Bill Lucas of the Talent Foundation (of which I am a member) wrote an excellent piece, 'New Kinds of Smart' looking at emerging thinking on what it is to be smart today. He attests that IQ and other traditional intelligence factors ony account for about a quarter of what it is to be smart in today's rapidly changing world:

Plan B

nick goddard 08 Jun 2011

Presumably without a bundle of certificates, some of Britain's best known entrepreneurs had to work harder than their contemporaries. They did not have a relatively safe and secure career path.

Get an education !

Niall 09 Jun 2011

You always hear about entrepreneurs who were successful despite going to university, and it often comes across as though this means they are more likely to be successful, but you can't use a few indiviudual examples to prove the point.
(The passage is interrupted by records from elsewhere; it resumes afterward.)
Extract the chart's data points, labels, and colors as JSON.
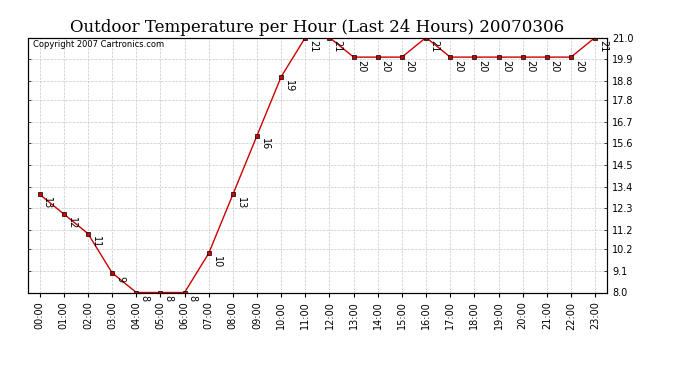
{
  "title": "Outdoor Temperature per Hour (Last 24 Hours) 20070306",
  "copyright": "Copyright 2007 Cartronics.com",
  "hours": [
    "00:00",
    "01:00",
    "02:00",
    "03:00",
    "04:00",
    "05:00",
    "06:00",
    "07:00",
    "08:00",
    "09:00",
    "10:00",
    "11:00",
    "12:00",
    "13:00",
    "14:00",
    "15:00",
    "16:00",
    "17:00",
    "18:00",
    "19:00",
    "20:00",
    "21:00",
    "22:00",
    "23:00"
  ],
  "temps": [
    13,
    12,
    11,
    9,
    8,
    8,
    8,
    10,
    13,
    16,
    19,
    21,
    21,
    20,
    20,
    20,
    21,
    20,
    20,
    20,
    20,
    20,
    20,
    21
  ],
  "ylim": [
    8.0,
    21.0
  ],
  "yticks": [
    8.0,
    9.1,
    10.2,
    11.2,
    12.3,
    13.4,
    14.5,
    15.6,
    16.7,
    17.8,
    18.8,
    19.9,
    21.0
  ],
  "ytick_labels": [
    "8.0",
    "9.1",
    "10.2",
    "11.2",
    "12.3",
    "13.4",
    "14.5",
    "15.6",
    "16.7",
    "17.8",
    "18.8",
    "19.9",
    "21.0"
  ],
  "line_color": "#cc0000",
  "marker_color": "#cc0000",
  "grid_color": "#c8c8c8",
  "bg_color": "#ffffff",
  "title_fontsize": 12,
  "label_fontsize": 7,
  "annot_fontsize": 7,
  "border_color": "#000000"
}
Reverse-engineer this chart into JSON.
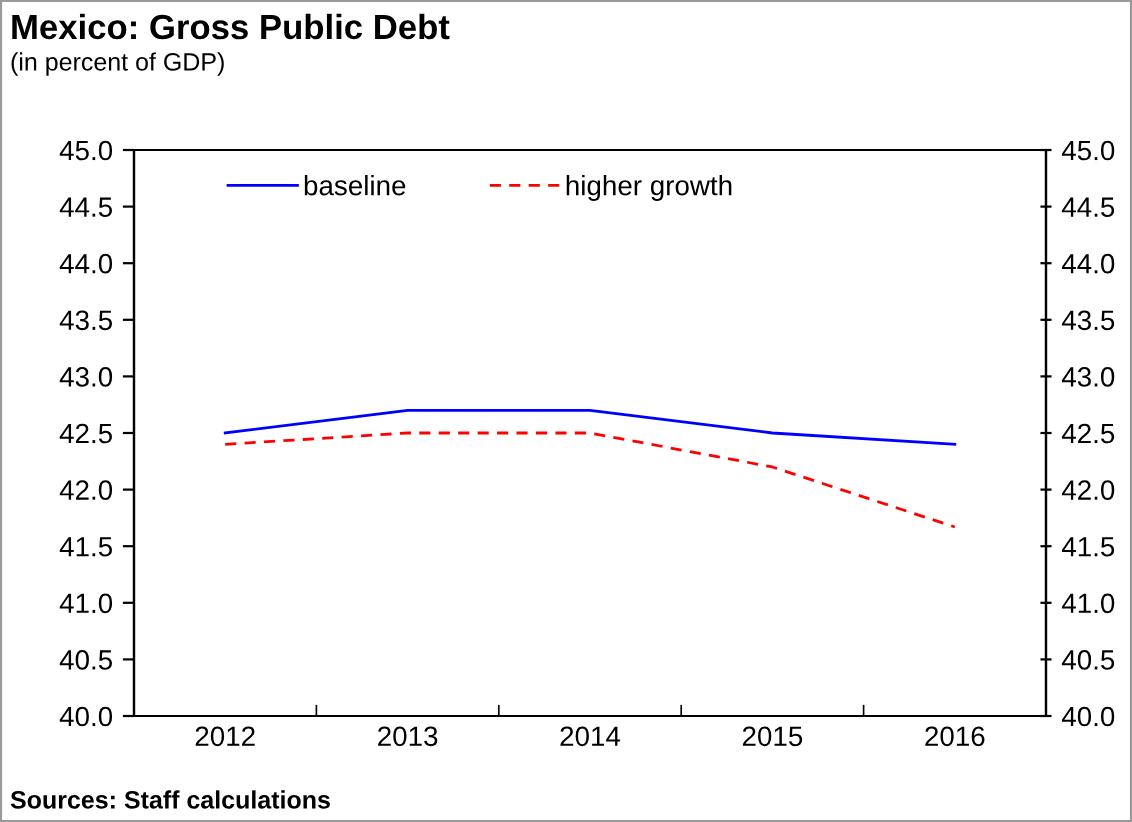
{
  "chart_data": {
    "type": "line",
    "title": "Mexico: Gross Public Debt",
    "subtitle": "(in percent of GDP)",
    "categories": [
      "2012",
      "2013",
      "2014",
      "2015",
      "2016"
    ],
    "series": [
      {
        "name": "baseline",
        "color": "#0000ff",
        "line_style": "solid",
        "values": [
          42.5,
          42.7,
          42.7,
          42.5,
          42.4
        ]
      },
      {
        "name": "higher growth",
        "color": "#ff0000",
        "line_style": "dashed",
        "values": [
          42.4,
          42.5,
          42.5,
          42.2,
          41.67
        ]
      }
    ],
    "ylim": [
      40.0,
      45.0
    ],
    "yticks": [
      {
        "value": 40,
        "label": "40.0"
      },
      {
        "value": 40.5,
        "label": "40.5"
      },
      {
        "value": 41,
        "label": "41.0"
      },
      {
        "value": 41.5,
        "label": "41.5"
      },
      {
        "value": 42,
        "label": "42.0"
      },
      {
        "value": 42.5,
        "label": "42.5"
      },
      {
        "value": 43,
        "label": "43.0"
      },
      {
        "value": 43.5,
        "label": "43.5"
      },
      {
        "value": 44,
        "label": "44.0"
      },
      {
        "value": 44.5,
        "label": "44.5"
      },
      {
        "value": 45,
        "label": "45.0"
      }
    ],
    "y2lim": [
      40.0,
      45.0
    ],
    "y2ticks": [
      {
        "value": 40,
        "label": "40.0"
      },
      {
        "value": 40.5,
        "label": "40.5"
      },
      {
        "value": 41,
        "label": "41.0"
      },
      {
        "value": 41.5,
        "label": "41.5"
      },
      {
        "value": 42,
        "label": "42.0"
      },
      {
        "value": 42.5,
        "label": "42.5"
      },
      {
        "value": 43,
        "label": "43.0"
      },
      {
        "value": 43.5,
        "label": "43.5"
      },
      {
        "value": 44,
        "label": "44.0"
      },
      {
        "value": 44.5,
        "label": "44.5"
      },
      {
        "value": 45,
        "label": "45.0"
      }
    ],
    "grid": false,
    "legend": "top",
    "marker": "none",
    "annotations": [
      "Sources: Staff calculations"
    ]
  }
}
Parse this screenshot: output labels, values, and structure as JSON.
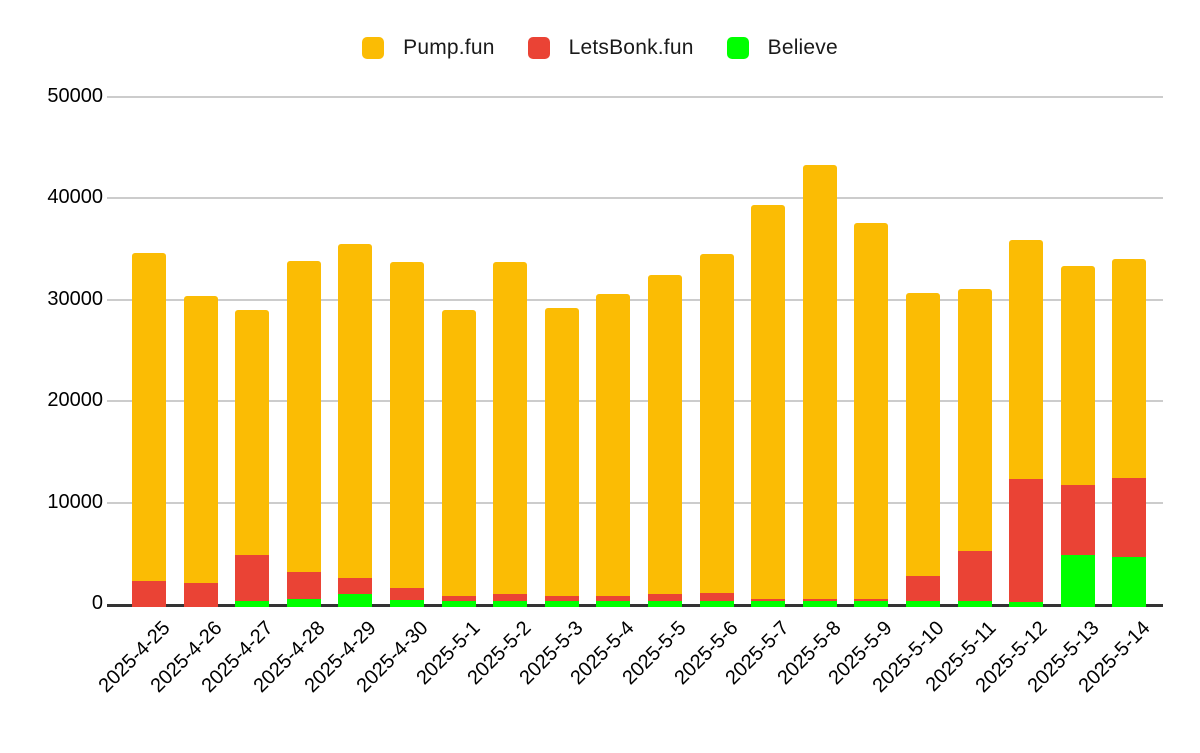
{
  "chart_data": {
    "type": "bar",
    "stacked": true,
    "title": "",
    "xlabel": "",
    "ylabel": "",
    "categories": [
      "2025-4-25",
      "2025-4-26",
      "2025-4-27",
      "2025-4-28",
      "2025-4-29",
      "2025-4-30",
      "2025-5-1",
      "2025-5-2",
      "2025-5-3",
      "2025-5-4",
      "2025-5-5",
      "2025-5-6",
      "2025-5-7",
      "2025-5-8",
      "2025-5-9",
      "2025-5-10",
      "2025-5-11",
      "2025-5-12",
      "2025-5-13",
      "2025-5-14"
    ],
    "series": [
      {
        "name": "Pump.fun",
        "color": "#FBBC04",
        "values": [
          32350,
          28300,
          24200,
          30700,
          32900,
          32100,
          28250,
          32750,
          28350,
          29800,
          31450,
          33450,
          38950,
          42850,
          37100,
          27900,
          25850,
          23550,
          21650,
          21550
        ]
      },
      {
        "name": "LetsBonk.fun",
        "color": "#EA4335",
        "values": [
          2300,
          2050,
          4500,
          2700,
          1600,
          1250,
          450,
          650,
          500,
          500,
          700,
          750,
          200,
          200,
          250,
          2550,
          5000,
          12100,
          6850,
          7800
        ]
      },
      {
        "name": "Believe",
        "color": "#00FF00",
        "values": [
          0,
          0,
          300,
          450,
          1000,
          350,
          300,
          300,
          300,
          250,
          300,
          300,
          250,
          250,
          250,
          250,
          250,
          200,
          4850,
          4650
        ]
      }
    ],
    "ylim": [
      0,
      50000
    ],
    "y_ticks": [
      0,
      10000,
      20000,
      30000,
      40000,
      50000
    ],
    "grid": true,
    "legend_position": "top",
    "grid_color": "#cccccc",
    "axis_color": "#333333",
    "label_color": "#000000"
  }
}
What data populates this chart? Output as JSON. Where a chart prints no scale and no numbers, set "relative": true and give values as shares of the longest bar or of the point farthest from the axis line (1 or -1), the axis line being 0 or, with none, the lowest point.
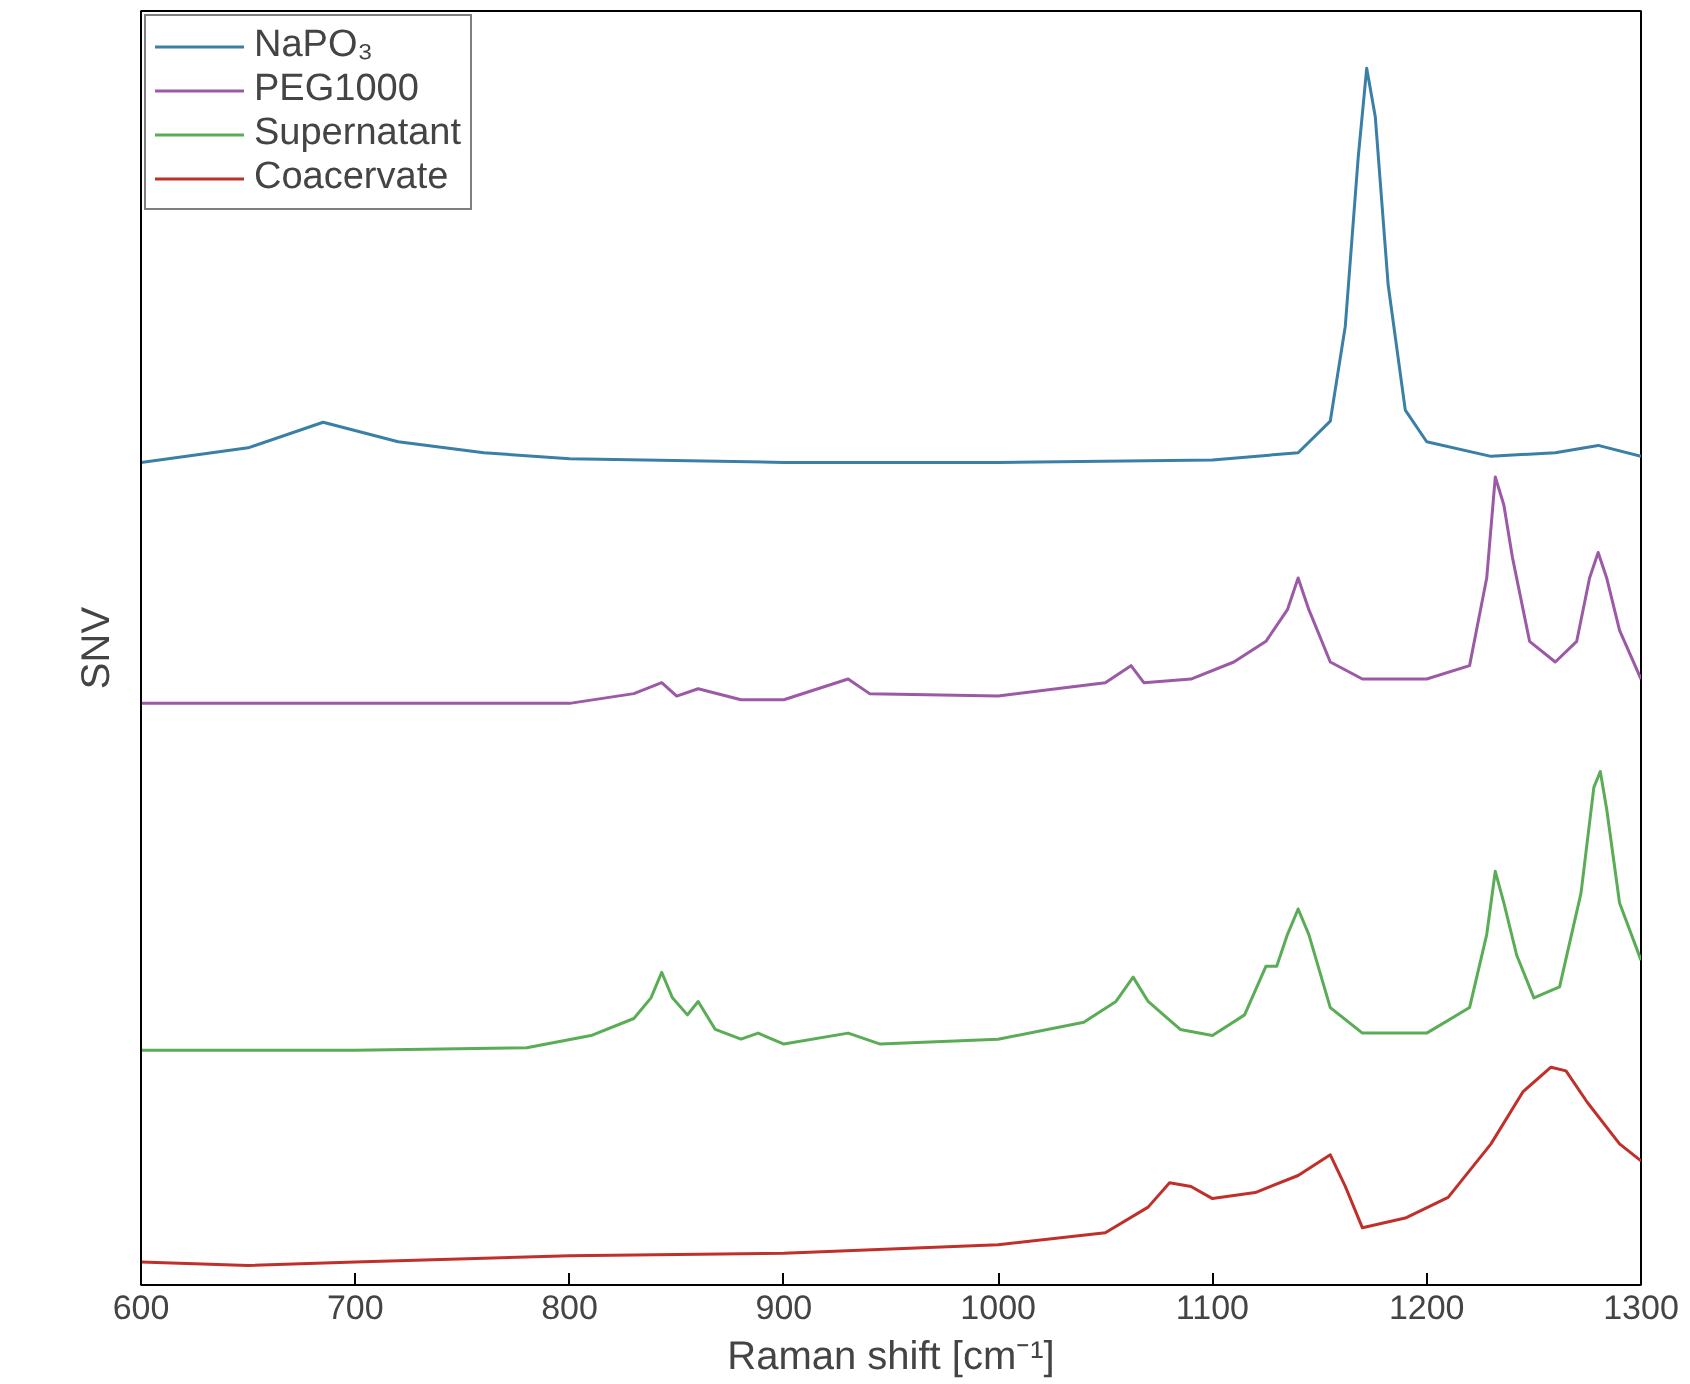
{
  "chart_data": {
    "type": "line",
    "relative": true,
    "xlabel": "Raman shift [cm⁻¹]",
    "ylabel": "SNV",
    "xlim": [
      600,
      1300
    ],
    "xticks": [
      600,
      700,
      800,
      900,
      1000,
      1100,
      1200,
      1300
    ],
    "tick_labels": "x",
    "legend": "top left",
    "series": [
      {
        "name": "NaPO₃",
        "color": "#3a7fa6",
        "x": [
          600,
          650,
          685,
          720,
          760,
          800,
          900,
          1000,
          1100,
          1140,
          1155,
          1162,
          1168,
          1172,
          1176,
          1182,
          1190,
          1200,
          1230,
          1260,
          1280,
          1300
        ],
        "values": [
          0.676,
          0.688,
          0.709,
          0.693,
          0.684,
          0.679,
          0.676,
          0.676,
          0.678,
          0.684,
          0.71,
          0.788,
          0.926,
          1.0,
          0.96,
          0.822,
          0.719,
          0.693,
          0.681,
          0.684,
          0.69,
          0.681
        ]
      },
      {
        "name": "PEG1000",
        "color": "#9b59a6",
        "x": [
          600,
          700,
          800,
          830,
          843,
          850,
          860,
          880,
          900,
          930,
          940,
          1000,
          1050,
          1062,
          1068,
          1090,
          1110,
          1125,
          1135,
          1140,
          1145,
          1155,
          1170,
          1200,
          1220,
          1228,
          1232,
          1236,
          1240,
          1248,
          1260,
          1270,
          1276,
          1280,
          1284,
          1290,
          1300
        ],
        "values": [
          0.478,
          0.478,
          0.478,
          0.486,
          0.495,
          0.484,
          0.49,
          0.481,
          0.481,
          0.498,
          0.486,
          0.484,
          0.495,
          0.509,
          0.495,
          0.498,
          0.512,
          0.529,
          0.555,
          0.581,
          0.555,
          0.512,
          0.498,
          0.498,
          0.509,
          0.581,
          0.664,
          0.641,
          0.598,
          0.529,
          0.512,
          0.529,
          0.581,
          0.602,
          0.581,
          0.538,
          0.498
        ]
      },
      {
        "name": "Supernatant",
        "color": "#5aac56",
        "x": [
          600,
          700,
          780,
          810,
          830,
          838,
          843,
          848,
          855,
          860,
          868,
          880,
          888,
          900,
          930,
          945,
          1000,
          1040,
          1055,
          1063,
          1070,
          1085,
          1100,
          1115,
          1125,
          1130,
          1135,
          1140,
          1145,
          1155,
          1170,
          1200,
          1220,
          1228,
          1232,
          1236,
          1242,
          1250,
          1262,
          1272,
          1278,
          1281,
          1284,
          1290,
          1300
        ],
        "values": [
          0.193,
          0.193,
          0.195,
          0.205,
          0.219,
          0.236,
          0.257,
          0.236,
          0.222,
          0.233,
          0.21,
          0.202,
          0.207,
          0.198,
          0.207,
          0.198,
          0.202,
          0.216,
          0.233,
          0.253,
          0.233,
          0.21,
          0.205,
          0.222,
          0.262,
          0.262,
          0.288,
          0.309,
          0.288,
          0.228,
          0.207,
          0.207,
          0.228,
          0.288,
          0.34,
          0.314,
          0.271,
          0.236,
          0.245,
          0.322,
          0.409,
          0.422,
          0.391,
          0.314,
          0.267
        ]
      },
      {
        "name": "Coacervate",
        "color": "#c0302b",
        "x": [
          600,
          650,
          700,
          800,
          900,
          1000,
          1050,
          1070,
          1080,
          1090,
          1100,
          1120,
          1140,
          1155,
          1162,
          1170,
          1190,
          1210,
          1230,
          1245,
          1258,
          1265,
          1275,
          1290,
          1300
        ],
        "values": [
          0.019,
          0.016,
          0.019,
          0.024,
          0.026,
          0.033,
          0.043,
          0.064,
          0.084,
          0.081,
          0.071,
          0.076,
          0.09,
          0.107,
          0.081,
          0.047,
          0.055,
          0.072,
          0.116,
          0.159,
          0.179,
          0.176,
          0.15,
          0.116,
          0.102
        ]
      }
    ]
  }
}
For every Branson and Sugar I've no doubt there's someone who's completed school, uni, corporate job and an MBA.

Wrong, wrong, wrong

John King 14 Jun 2011

An interesting survey which completely fails to represent the truth: whilst over 6.5% of graduates are engaged in entrepreneurial activity, less than 5% of non-graduates are. So not going to University hampers your chances of starting a business, just as it reduces your likely lifetime earnings. That is not to say that the education system does enough to stimulate entrepreneurial learning - clearly it does not, despite recent moves to improve the types of teaching on offer. However, reforming the entire education system takes time.